If not obvious by now, this was a gathering of fragrance enthusiasts – the third official (although unapologetically informal) Scent Meet-up, held in late November, in Toronto. The idea to bring noses together is hardly new, of course; there’s even a website, New York-based Sniffapolooza.com, dedicated to creating these sorts of get-togethers. Indeed, the Internet is often the first point of contact for fragrance fanatics who typically create blogs or participate in forums such as Basenotes to satisfy their insatiable love of scent. It was on Basenotes that Toronto aficionado Daniel Joffe posted his idea for an inaugural Toronto meet-up last year, having first approached Noor’s Nahla Saad and Frederico Campos to see if they would like to play host.

“It’s great to get all these keyboard junkies out and meeting,” he said between a discussion about Bandit, the circa 1940s fragrance from fashion designer Robert Piguet that had been discontinued and then reformulated. Campos had brought out the bottle plus additional Piguet scents (with names like Visa and Fracas) for everyone to try.

“The great thing is that it’s happened organically,” said Saad, who opened Noor with Campos four years ago.

“I went to meet people,” said Gwen Dunant, who pens a blog called Perfumeniche with her friend Margot Adam. “I love seeing everyone’s enthusiasm and hearing them ask questions.”

“We’re a small but enthusiastic group,” noted Krista Janicki, whose blog is called Scent of the Day. For the meet-up, she had brought her samples, all catalogued and sealed in Ziploc bags.

To hear the topics discussed – a perfumer’s curriculum vitae, how to identify benzoin (a tree resin that is a good stand in for cream soda), favourite fougères (fern-like scents) – is to realize how much minutiae there is to fragrance culture and how much of it relies on its own vocabulary.

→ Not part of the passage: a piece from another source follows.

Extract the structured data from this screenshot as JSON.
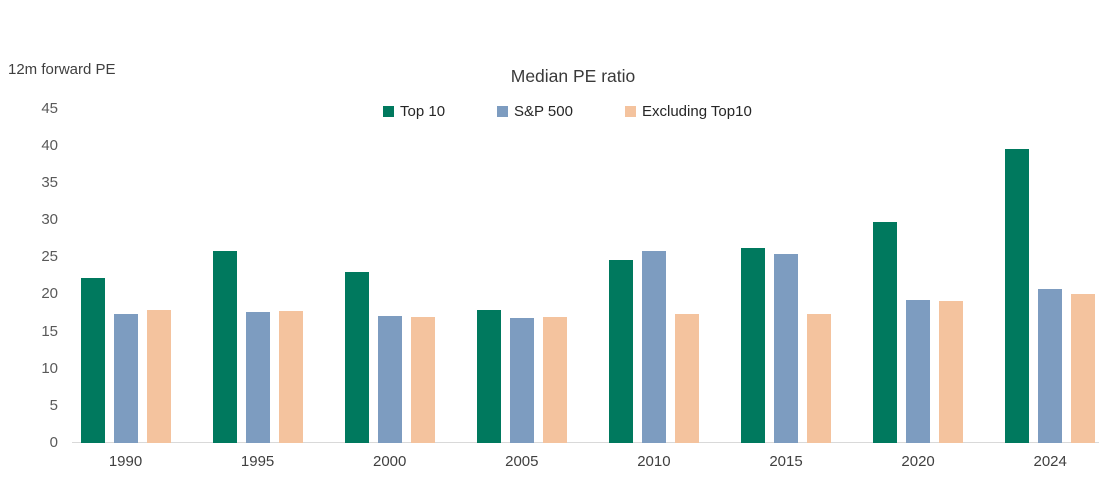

Which might explain why they’re occasionally – and affectionately – referred to as perfume geeks. After all, the biggest difference between them and comic-book collectors is the guarantee that they will smell good. Joke!

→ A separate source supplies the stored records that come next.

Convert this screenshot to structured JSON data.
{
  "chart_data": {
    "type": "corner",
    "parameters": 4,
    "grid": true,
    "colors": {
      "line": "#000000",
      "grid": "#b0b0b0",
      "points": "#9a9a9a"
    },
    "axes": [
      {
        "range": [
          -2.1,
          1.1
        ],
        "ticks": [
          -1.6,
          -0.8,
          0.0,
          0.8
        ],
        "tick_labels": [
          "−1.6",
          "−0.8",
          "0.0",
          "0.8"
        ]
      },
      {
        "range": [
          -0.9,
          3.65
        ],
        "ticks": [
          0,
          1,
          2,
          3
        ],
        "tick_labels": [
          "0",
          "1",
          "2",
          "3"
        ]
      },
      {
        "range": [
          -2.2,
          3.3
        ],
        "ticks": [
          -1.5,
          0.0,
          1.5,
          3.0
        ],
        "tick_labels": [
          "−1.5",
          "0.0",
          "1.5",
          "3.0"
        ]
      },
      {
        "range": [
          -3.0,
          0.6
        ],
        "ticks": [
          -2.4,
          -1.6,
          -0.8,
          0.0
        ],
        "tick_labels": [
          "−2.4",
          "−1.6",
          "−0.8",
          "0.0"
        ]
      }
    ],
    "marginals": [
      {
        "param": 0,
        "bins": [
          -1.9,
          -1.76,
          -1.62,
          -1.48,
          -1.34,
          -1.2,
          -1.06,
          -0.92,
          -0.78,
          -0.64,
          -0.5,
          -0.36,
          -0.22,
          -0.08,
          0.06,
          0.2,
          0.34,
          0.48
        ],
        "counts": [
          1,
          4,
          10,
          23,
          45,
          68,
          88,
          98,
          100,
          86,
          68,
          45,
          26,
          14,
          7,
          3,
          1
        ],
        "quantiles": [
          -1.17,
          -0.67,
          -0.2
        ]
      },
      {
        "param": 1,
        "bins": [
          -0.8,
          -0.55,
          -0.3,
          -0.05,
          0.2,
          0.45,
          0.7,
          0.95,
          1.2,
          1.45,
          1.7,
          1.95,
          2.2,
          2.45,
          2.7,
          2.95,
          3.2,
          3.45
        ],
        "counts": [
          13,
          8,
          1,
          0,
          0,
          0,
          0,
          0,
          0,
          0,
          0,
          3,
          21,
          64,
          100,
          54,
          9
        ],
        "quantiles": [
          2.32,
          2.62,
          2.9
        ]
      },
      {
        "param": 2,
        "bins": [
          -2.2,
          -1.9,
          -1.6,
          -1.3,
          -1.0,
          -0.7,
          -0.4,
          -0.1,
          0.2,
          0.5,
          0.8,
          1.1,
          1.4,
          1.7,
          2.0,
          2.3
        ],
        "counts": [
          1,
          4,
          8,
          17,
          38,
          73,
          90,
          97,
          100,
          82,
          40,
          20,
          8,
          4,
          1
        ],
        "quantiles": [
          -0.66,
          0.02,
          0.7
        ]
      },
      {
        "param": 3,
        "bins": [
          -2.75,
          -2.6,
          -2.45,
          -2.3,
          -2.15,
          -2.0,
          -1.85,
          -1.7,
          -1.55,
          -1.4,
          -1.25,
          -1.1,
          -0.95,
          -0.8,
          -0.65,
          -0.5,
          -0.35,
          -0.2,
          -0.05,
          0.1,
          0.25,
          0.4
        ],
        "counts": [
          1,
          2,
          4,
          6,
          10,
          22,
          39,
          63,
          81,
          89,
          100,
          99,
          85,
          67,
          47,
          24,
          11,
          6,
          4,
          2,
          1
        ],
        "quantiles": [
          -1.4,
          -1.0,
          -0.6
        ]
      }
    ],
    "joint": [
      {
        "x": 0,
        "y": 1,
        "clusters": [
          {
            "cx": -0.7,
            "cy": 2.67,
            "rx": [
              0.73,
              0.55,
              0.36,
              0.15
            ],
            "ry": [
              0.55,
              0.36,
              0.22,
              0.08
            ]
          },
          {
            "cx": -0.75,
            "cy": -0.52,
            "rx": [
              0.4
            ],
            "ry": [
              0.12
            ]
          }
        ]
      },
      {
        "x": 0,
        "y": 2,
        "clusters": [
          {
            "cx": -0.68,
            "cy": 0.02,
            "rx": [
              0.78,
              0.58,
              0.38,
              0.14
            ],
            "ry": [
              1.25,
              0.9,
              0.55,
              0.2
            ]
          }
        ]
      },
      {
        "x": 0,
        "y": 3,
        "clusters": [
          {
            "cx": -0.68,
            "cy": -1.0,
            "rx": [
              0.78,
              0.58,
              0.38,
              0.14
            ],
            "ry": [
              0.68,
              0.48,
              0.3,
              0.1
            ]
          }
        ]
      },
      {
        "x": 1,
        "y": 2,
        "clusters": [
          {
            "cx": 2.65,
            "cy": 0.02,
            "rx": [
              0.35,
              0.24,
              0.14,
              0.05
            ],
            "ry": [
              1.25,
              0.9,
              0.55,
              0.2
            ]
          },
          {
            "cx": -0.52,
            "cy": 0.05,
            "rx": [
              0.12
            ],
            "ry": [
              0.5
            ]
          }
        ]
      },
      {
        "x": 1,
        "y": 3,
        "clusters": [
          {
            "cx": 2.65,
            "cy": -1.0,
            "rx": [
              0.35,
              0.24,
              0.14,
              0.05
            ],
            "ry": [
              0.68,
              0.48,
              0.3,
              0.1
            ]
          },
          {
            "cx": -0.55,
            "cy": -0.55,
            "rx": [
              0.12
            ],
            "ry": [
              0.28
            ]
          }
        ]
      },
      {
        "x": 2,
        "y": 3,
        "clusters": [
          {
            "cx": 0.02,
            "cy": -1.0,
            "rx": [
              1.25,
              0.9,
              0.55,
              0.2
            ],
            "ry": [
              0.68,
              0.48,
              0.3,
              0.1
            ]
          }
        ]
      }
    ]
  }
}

More seriously, the community may have grown online, where members trade information and opinions, but it really benefits from the occasional face-to-face. After all, people can post comments ad infinitum on the gutsiness of Traversée de Bosphore (the newest addition to the highly respected L’Artisan Parfumeur line), but the reality is that the conversation is at its best only when all parties can experience a scent in person and simultaneously.

When Campos declared that a certain scent “smells like Helene Curtis hairspray,” for instance, we were sharing that moment with him, whether we agreed or not (and we did).

“It’s a nice community,” he said by phone after the event. “They’re very informed and some of them are very opinionated, but it’s all pretty friendly.”

Many of the participants made purchases that day, said Campos (it helped that Noor had just received a delivery of Heeley, a coveted niche line). But he was adamant that no one should feel any pressure to shop while attending the meet-up.

Dunant and Adam brought a stack of sheets featuring an outline of a hand and forearm they created to help remind people which scent they had applied where (such as back of hand, wrist, elbow). There were a few oohs and aahs as we all realized how useful these would be.

As the afternoon wore on, the counter space was strewn with samples “like fallen soldiers,” joked Campos. When I said my goodbyes, there were people still chatting and sniffing with gusto. I know I was feeling a pleasant buzz: I just couldn’t figure out whether it was from the fragrances or from making some like-minded new friends.